If you have not seen this series, close this tab and go figure out where House of Cards got it completely wrong. If you have seen the previous two seasons and are ready to know what happened on the lawn of the American ambassador’s UK residence, you are in for a treat. Maybe.
In a moment when the United States is jumping headfirst into autocracy, The Diplomat shines a light on a fictional, yet very plausible, world of international diplomacy. Think all the times our governments have been on the brink of global nuclear catastrophe while me and you are unknowingly binge-watching a show on Netflix.
Now, in its third season, the series created by Debora Cahn makes our gender politics explicit, writing them across our actual politics at the highest levels of the U.S. Government. Vice President Grace Penn becomes president, betrays Kate, and hands the vice presidency to Hal, the famed war diplomat who insists on making his wife cannon fodder every time there’s an amoral decision to be made.
Why Kate thought Penn would choose someone with a backbone to be her accomplice remains a mystery to all of us.
The truth is, Kate Wyler is subdued by her own pride and supposed moral superiority. Hal knows precisely how to use both whenever there is an ace hiding under the table. And if you think this is an overly produced Mr. and Mrs. Smith, think again. The Diplomat is a subtle narrative of leadership as we once knew it, which now seems to belong only in the realm of fiction. In the best style of Greek tragedies, The Diplomat stages what happens when the leader of the free world is a woman who wears her insecurities on her sleeve. Will she prove the prejudices about female leadership wrong?
Yes – but not how you think.
For seven and a half episodes, we swallow Kate’s pettiness. We watch her bang her head, and yes, her greasy hair, against a wall for being used and misused by her now Vice President husband. The Kate Wyler never-ending whining aria tries to elicit sympathy, while the real story unfolds behind the curtains, where power is traded by people who never have to ask for it.
Here is the bitter core that Season 3 refuses to spit out: Competence, when performed by a woman, becomes a service. It is not a path to authority. It is a tool for smoothing male ascendance. Hal is promoted on the back of Kate’s credibility, and Penn stabilizes herself on the back of Kate’s labor. The system survives because Kate will do the right thing and live with it, while everyone else benefits.

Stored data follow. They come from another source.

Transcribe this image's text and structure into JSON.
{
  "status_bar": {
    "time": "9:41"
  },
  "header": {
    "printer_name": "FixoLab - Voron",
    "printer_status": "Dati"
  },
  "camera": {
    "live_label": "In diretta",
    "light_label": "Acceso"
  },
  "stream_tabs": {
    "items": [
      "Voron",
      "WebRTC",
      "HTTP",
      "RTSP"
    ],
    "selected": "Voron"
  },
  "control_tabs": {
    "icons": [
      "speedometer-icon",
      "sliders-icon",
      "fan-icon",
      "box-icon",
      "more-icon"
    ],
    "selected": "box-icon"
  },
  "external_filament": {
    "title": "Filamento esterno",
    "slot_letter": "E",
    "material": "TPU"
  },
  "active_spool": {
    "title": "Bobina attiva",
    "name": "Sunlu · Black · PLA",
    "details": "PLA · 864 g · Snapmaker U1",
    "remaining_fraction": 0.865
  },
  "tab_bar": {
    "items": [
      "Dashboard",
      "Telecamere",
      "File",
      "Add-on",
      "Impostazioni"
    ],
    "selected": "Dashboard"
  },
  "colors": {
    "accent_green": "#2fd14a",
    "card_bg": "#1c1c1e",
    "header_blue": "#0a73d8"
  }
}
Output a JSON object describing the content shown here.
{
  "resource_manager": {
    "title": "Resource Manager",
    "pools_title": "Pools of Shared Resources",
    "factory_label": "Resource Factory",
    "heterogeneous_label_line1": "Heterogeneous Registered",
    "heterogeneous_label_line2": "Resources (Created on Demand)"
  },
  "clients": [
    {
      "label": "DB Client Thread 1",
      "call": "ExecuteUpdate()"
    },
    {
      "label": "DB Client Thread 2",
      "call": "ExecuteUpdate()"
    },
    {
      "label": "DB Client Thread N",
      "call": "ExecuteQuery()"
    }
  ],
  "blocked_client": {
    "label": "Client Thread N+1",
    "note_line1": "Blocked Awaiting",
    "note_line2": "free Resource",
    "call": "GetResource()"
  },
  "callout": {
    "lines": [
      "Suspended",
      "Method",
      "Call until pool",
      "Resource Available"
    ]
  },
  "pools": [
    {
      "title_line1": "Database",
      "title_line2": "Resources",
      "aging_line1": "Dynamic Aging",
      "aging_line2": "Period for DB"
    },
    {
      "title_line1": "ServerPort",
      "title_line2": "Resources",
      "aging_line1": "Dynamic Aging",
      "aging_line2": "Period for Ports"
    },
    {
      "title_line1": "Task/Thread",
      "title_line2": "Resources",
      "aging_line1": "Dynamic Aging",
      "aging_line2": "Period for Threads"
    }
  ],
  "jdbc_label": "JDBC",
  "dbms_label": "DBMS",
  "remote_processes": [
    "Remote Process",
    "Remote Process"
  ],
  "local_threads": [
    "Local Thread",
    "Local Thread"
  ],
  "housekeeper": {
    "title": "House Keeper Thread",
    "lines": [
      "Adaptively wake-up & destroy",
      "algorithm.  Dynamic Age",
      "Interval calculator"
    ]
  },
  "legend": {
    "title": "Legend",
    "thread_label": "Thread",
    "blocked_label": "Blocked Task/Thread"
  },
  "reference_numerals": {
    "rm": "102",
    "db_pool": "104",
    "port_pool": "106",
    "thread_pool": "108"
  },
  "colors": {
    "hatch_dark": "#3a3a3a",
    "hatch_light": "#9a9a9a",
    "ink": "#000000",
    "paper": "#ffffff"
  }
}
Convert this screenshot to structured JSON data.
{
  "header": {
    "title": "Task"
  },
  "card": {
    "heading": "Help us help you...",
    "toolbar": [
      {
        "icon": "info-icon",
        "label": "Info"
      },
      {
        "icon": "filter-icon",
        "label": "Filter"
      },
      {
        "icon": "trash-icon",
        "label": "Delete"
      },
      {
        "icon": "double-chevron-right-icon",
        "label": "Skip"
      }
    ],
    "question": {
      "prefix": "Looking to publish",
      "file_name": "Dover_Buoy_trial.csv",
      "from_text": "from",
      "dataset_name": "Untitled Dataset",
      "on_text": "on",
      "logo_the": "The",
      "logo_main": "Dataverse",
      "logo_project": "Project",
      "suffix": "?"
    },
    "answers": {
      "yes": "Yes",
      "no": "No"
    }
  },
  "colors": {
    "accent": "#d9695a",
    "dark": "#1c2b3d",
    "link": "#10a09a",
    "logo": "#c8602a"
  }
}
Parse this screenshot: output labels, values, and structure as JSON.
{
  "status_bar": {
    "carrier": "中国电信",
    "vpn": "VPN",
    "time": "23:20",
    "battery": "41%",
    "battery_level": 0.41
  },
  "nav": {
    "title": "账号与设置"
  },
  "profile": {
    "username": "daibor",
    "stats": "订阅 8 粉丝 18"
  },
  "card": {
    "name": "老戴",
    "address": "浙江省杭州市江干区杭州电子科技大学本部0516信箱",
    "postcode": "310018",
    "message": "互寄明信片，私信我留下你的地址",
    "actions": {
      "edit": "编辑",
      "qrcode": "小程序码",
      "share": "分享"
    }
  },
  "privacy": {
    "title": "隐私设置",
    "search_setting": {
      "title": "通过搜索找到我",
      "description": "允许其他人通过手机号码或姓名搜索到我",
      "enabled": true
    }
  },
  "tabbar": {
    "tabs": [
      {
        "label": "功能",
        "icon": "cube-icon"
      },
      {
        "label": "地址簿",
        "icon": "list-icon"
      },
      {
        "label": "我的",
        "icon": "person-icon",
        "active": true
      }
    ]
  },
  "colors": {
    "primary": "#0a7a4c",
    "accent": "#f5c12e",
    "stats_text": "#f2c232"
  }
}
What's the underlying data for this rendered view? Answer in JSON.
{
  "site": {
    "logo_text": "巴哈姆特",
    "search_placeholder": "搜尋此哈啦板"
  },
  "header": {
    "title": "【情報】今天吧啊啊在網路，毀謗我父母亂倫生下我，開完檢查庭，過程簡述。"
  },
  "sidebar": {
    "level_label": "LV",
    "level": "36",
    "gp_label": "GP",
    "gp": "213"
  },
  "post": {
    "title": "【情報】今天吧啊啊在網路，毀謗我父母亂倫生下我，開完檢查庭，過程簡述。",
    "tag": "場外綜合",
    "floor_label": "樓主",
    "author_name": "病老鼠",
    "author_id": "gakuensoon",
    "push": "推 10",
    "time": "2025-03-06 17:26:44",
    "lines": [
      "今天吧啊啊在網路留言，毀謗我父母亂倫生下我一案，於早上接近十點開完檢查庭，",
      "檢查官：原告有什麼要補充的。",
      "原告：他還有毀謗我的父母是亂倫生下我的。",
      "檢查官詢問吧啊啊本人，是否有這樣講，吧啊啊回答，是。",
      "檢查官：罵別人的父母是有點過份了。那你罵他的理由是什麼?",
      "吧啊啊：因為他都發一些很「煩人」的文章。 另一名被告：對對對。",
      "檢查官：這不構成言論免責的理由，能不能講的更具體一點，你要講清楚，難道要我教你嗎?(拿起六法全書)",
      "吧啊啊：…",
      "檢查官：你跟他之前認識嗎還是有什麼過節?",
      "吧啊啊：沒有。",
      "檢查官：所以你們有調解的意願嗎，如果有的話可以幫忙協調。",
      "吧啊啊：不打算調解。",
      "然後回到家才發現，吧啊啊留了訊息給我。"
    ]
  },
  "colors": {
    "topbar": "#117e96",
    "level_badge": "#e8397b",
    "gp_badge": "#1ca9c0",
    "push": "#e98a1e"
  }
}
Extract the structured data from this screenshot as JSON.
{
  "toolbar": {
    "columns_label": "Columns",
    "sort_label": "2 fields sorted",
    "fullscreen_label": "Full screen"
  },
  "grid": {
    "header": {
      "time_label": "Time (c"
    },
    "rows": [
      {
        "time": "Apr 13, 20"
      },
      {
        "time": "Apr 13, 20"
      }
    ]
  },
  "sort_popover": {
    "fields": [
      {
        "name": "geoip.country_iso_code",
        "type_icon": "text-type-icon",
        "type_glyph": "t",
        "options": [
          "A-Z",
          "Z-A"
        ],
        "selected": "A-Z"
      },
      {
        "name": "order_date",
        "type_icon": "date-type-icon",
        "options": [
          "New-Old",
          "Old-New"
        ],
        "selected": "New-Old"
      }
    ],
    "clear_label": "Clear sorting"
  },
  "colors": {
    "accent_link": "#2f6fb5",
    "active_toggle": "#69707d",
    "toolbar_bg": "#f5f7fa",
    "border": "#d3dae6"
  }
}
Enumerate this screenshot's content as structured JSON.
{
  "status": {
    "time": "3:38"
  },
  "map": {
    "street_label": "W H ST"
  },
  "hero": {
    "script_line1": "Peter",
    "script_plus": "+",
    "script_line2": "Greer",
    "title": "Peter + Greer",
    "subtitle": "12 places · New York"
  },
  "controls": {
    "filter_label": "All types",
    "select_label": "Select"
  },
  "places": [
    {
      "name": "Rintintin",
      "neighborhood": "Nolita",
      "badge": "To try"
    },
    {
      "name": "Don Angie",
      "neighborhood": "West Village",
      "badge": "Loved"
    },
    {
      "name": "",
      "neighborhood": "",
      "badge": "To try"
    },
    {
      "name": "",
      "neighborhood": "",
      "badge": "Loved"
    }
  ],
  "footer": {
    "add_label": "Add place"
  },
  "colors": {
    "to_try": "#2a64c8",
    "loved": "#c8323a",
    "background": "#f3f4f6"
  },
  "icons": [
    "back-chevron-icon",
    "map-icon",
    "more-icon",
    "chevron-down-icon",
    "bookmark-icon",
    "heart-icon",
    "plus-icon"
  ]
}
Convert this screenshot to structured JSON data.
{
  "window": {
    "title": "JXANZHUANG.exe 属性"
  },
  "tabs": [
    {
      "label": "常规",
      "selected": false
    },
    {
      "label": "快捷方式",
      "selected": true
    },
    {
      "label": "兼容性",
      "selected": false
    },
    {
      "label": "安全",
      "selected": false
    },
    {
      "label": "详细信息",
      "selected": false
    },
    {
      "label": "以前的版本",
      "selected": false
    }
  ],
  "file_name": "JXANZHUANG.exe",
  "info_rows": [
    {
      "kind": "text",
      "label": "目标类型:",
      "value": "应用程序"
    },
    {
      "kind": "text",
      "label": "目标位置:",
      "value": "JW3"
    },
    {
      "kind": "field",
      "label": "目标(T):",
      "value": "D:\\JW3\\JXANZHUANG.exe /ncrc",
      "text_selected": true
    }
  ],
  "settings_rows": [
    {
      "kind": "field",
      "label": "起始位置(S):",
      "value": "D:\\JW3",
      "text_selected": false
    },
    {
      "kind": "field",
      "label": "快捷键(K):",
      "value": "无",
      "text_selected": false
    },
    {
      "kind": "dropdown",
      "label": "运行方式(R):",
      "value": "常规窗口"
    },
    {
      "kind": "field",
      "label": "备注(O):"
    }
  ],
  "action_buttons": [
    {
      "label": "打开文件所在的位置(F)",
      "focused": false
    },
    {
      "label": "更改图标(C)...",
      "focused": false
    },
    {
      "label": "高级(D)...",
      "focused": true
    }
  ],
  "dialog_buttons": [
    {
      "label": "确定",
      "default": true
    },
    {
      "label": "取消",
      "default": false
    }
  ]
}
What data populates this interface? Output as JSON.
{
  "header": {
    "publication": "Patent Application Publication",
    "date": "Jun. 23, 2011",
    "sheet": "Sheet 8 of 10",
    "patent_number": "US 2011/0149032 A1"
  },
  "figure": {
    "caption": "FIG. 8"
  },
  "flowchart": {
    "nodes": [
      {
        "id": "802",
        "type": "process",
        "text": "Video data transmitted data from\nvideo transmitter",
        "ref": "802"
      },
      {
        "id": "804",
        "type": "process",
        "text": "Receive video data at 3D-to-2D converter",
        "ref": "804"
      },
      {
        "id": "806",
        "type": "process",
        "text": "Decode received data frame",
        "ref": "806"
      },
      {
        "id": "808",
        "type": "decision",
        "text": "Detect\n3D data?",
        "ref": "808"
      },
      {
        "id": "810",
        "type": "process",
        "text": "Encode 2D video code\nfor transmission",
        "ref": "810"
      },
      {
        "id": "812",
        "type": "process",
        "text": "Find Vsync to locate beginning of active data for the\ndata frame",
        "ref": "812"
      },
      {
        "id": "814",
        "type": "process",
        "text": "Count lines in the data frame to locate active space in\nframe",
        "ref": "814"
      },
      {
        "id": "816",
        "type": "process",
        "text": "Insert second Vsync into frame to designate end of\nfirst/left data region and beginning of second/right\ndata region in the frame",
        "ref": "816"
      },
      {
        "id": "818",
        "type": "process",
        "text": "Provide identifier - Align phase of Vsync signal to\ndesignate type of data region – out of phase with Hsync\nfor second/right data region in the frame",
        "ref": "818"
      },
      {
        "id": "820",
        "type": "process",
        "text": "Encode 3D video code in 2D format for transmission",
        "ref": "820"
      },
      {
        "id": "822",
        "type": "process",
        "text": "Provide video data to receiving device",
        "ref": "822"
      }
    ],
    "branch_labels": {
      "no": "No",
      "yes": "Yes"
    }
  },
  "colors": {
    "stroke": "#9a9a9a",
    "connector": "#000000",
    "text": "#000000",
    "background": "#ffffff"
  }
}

Season 3 keeps insisting Kate can be both ambassador and Second Lady. Genius tactician and human shield. It is a neat slogan until you notice the bill. Every time she nears real power, the narrative redirects the reward, a win becomes proof she is indispensable rather than an invaluable leader, and a confession becomes a liability she must carry. The show wants us to respect her stamina, while we end up exhausted.
And still, we watch. After all, the pacing works, the performances land, and the writing knows how to savage without shouting. This is why the disappointment bites: The Diplomat knows exactly how misogyny survives inside institutions. It knows power disciplines anyone who moves differently, and then it chooses the familiar hierarchy anyway. The smartest woman in the story keeps the world from burning and is sent back to tidy the ash.
Kate Wyler can negotiate peace in the morning, soothe egos by lunch, and fly home to the reality that the system prefers her exhausted rather than in charge. That’s the lesson of The Diplomat and that’s why we can’t look away.